Cold water emission cannot be used to infer depletion of bulk elemental oxygen [O/H] in disks

TL;DR

This study shows that cold water emission in protoplanetary disks does not necessarily indicate oxygen depletion, as previous models suggested, but can be explained with standard ISM-like oxygen abundance and typical disk parameters.

Contribution

The paper demonstrates that cold water emission can be modeled without assuming oxygen depletion, challenging prior interpretations based on Herschel data.

Findings

Cold water vapor formation is mainly due to photodesorption at the molecular layer interface.

Water emission is largely independent of disk mass and gas/dust ratio.

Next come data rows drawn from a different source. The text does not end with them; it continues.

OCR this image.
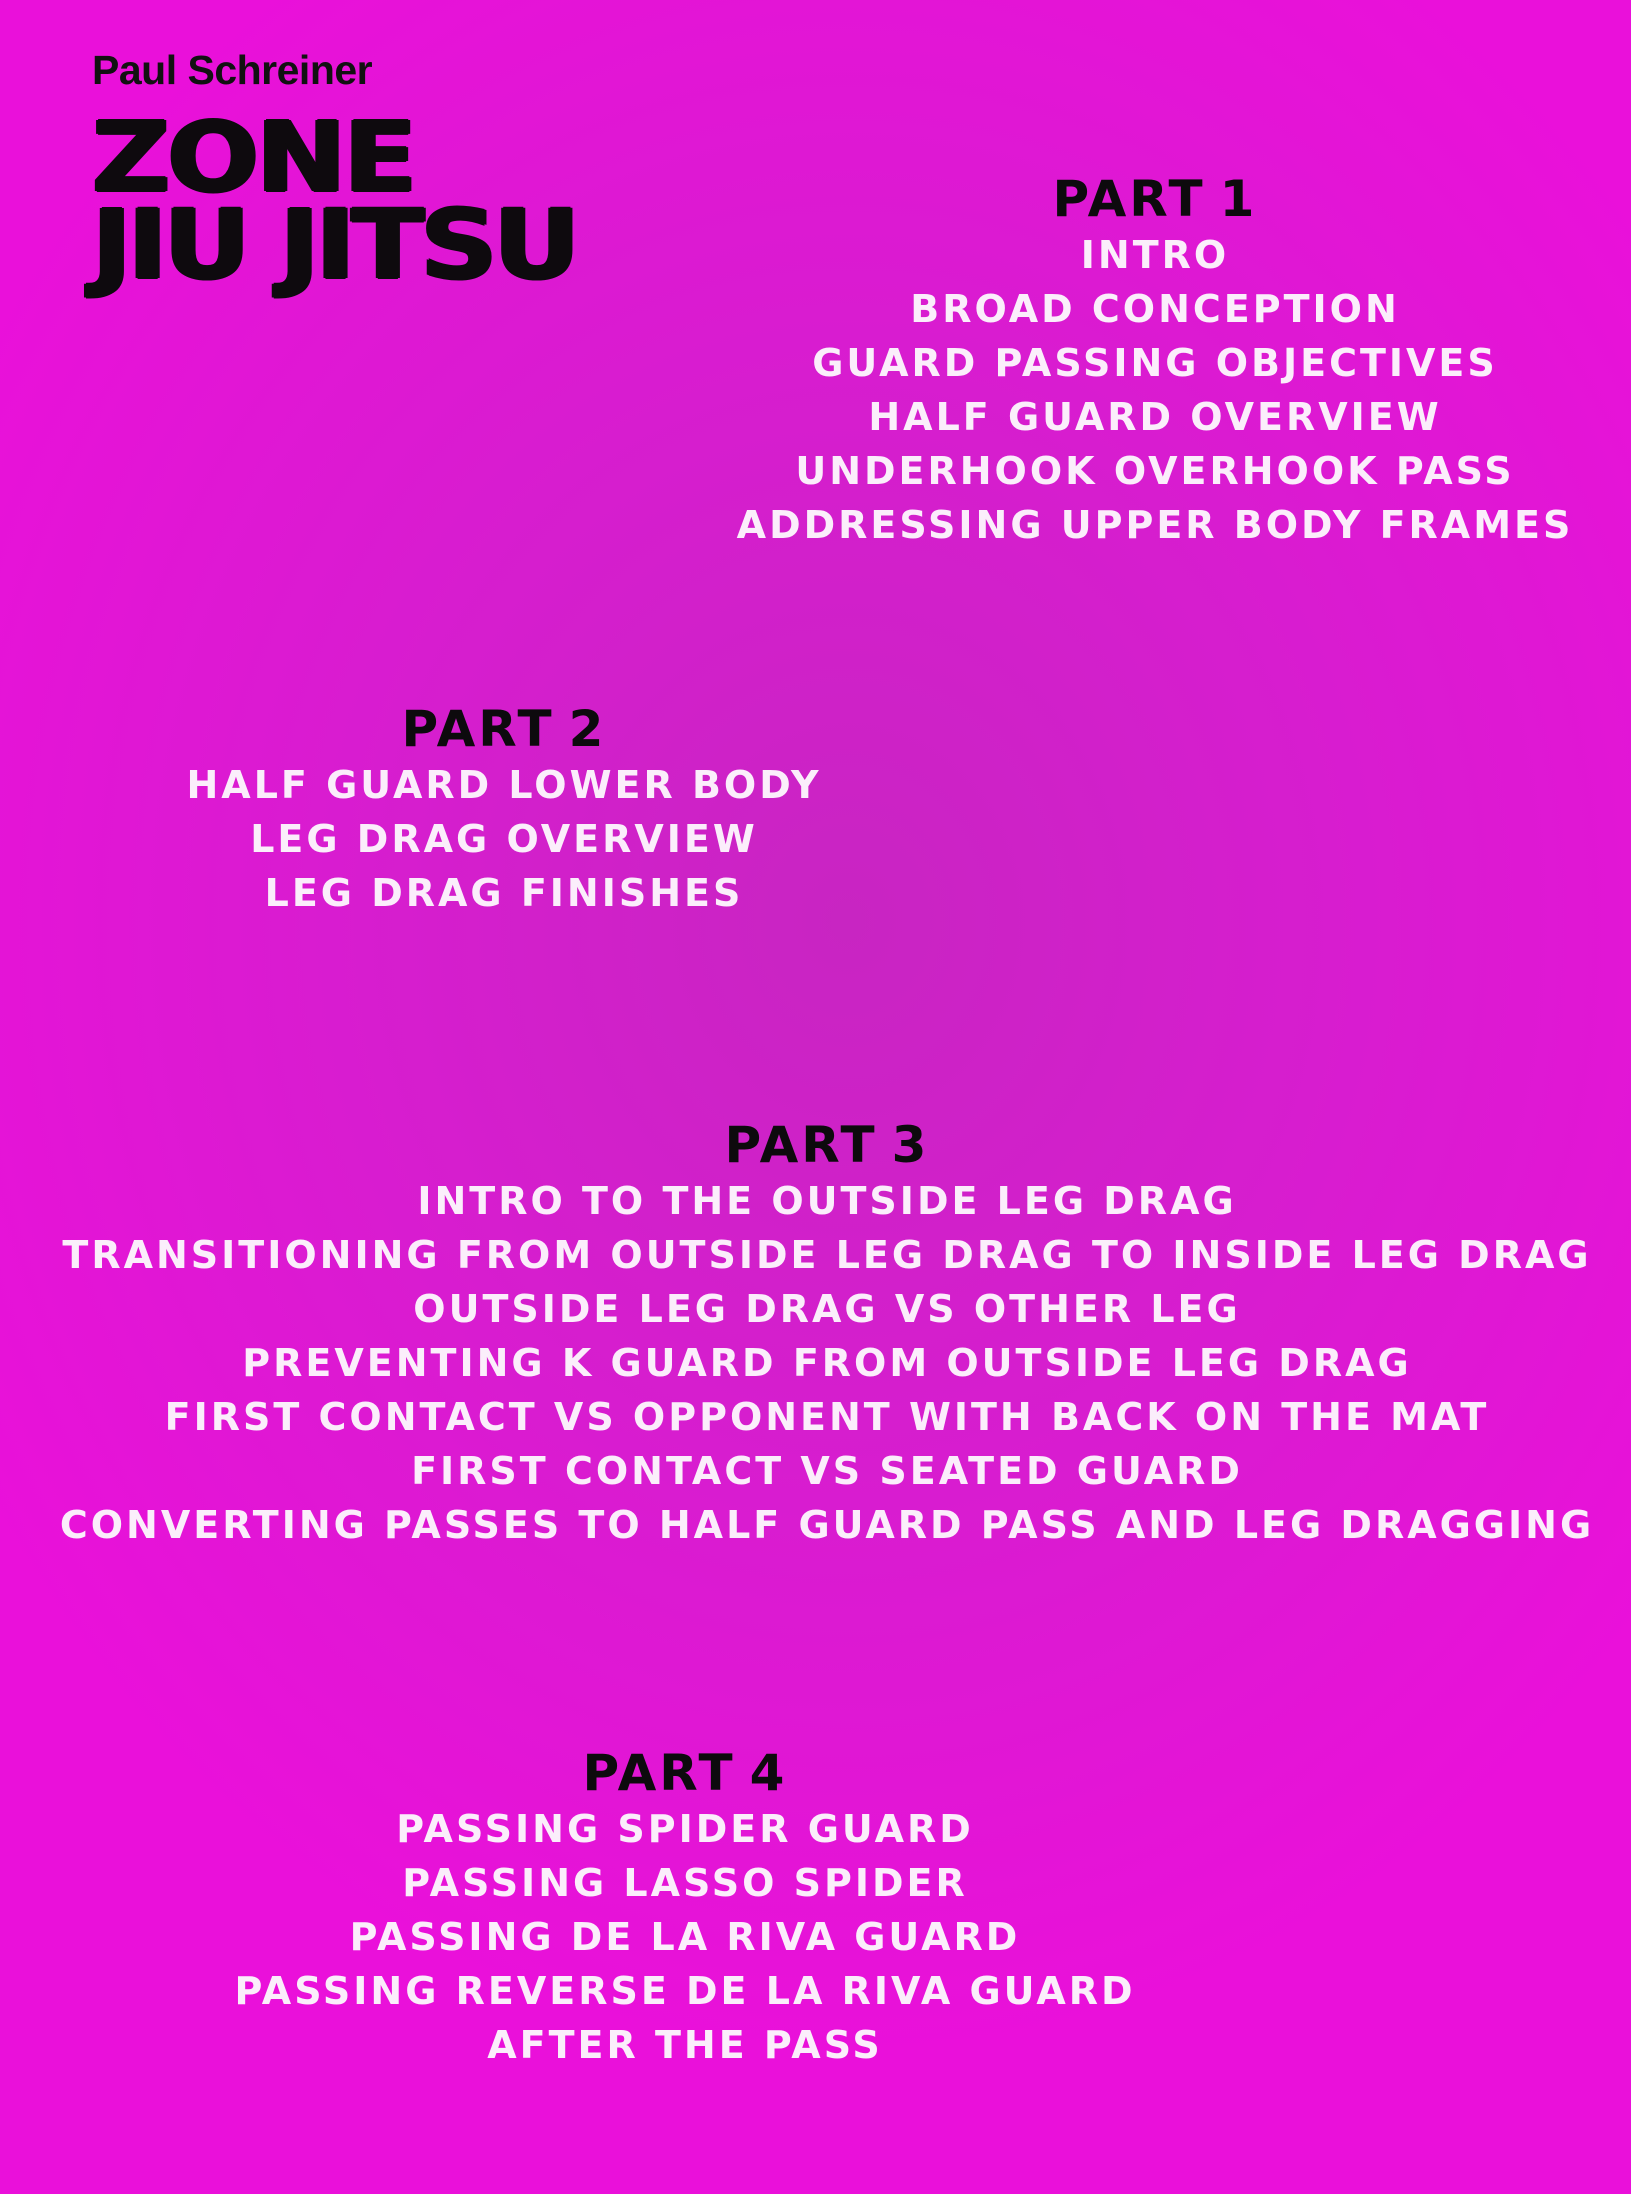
Paul Schreiner
ZONE
JIU JITSU	PART 1

INTRO

BROAD CONCEPTION

GUARD PASSING OBJECTIVES

HALF GUARD OVERVIEW

UNDERHOOK OVERHOOK PASS

ADDRESSING UPPER BODY FRAMES

PART 2

HALF GUARD LOWER BODY

LEG DRAG OVERVIEW

LEG DRAG FINISHES

PART 3

INTRO TO THE OUTSIDE LEG DRAG

TRANSITIONING FROM OUTSIDE LEG DRAG TO INSIDE LEG DRAG

OUTSIDE LEG DRAG VS OTHER LEG

PREVENTING K GUARD FROM OUTSIDE LEG DRAG

FIRST CONTACT VS OPPONENT WITH BACK ON THE MAT

FIRST CONTACT VS SEATED GUARD

CONVERTING PASSES TO HALF GUARD PASS AND LEG DRAGGING

PART 4

PASSING SPIDER GUARD

PASSING LASSO SPIDER

PASSING DE LA RIVA GUARD

PASSING REVERSE DE LA RIVA GUARD

AFTER THE PASS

Water line emission is optically thick and more sensitive to temperature than abundance.

Abstract

We re-examine the constraints provided by Herschel Space Observatory data regarding cold water emission from protoplanetary disks. Previous disk models that were used to interpret observed water emission concluded that oxygen (O/H) is depleted by at least 2 orders of magnitude if a standard, interstellar gas/dust mass ratio is assumed in the disk. In this work, we use model results from a recent disk parameter survey and show that most of the \textit{Herschel} constraints obtained for cold water (i.e. for transitions with an upper energy level $E_\mathrm{up}<200$ K, where the bulk of the disk water lies) can be explained with disk models adopting ISM-like oxygen elemental abundance (i.e. O/H=$3.2\times10^{-4}$) and the canonical gas/dust mass ratio of 100. We show that cold water vapor is mainly formed by photodesorption of water ice at the interface between the molecular layer and the midplane, and that its emission is relatively independent of the main disk properties like the disk gas mass and gas/dust mass ratio. We find that the abundance of water vapor in the outer disk is set by photoprocesses and depends on the (constant) vertical column density of water ice needed to attenuate the FUV photon flux, resulting in roughly constant emission for the parameters (gas mass, dust mass, disk radius) varied in our survey. Importantly, water line emission is found to be optically thick and hence sensitive to temperature more than abundance, possibly driving previous inferences of large scale oxygen depletion.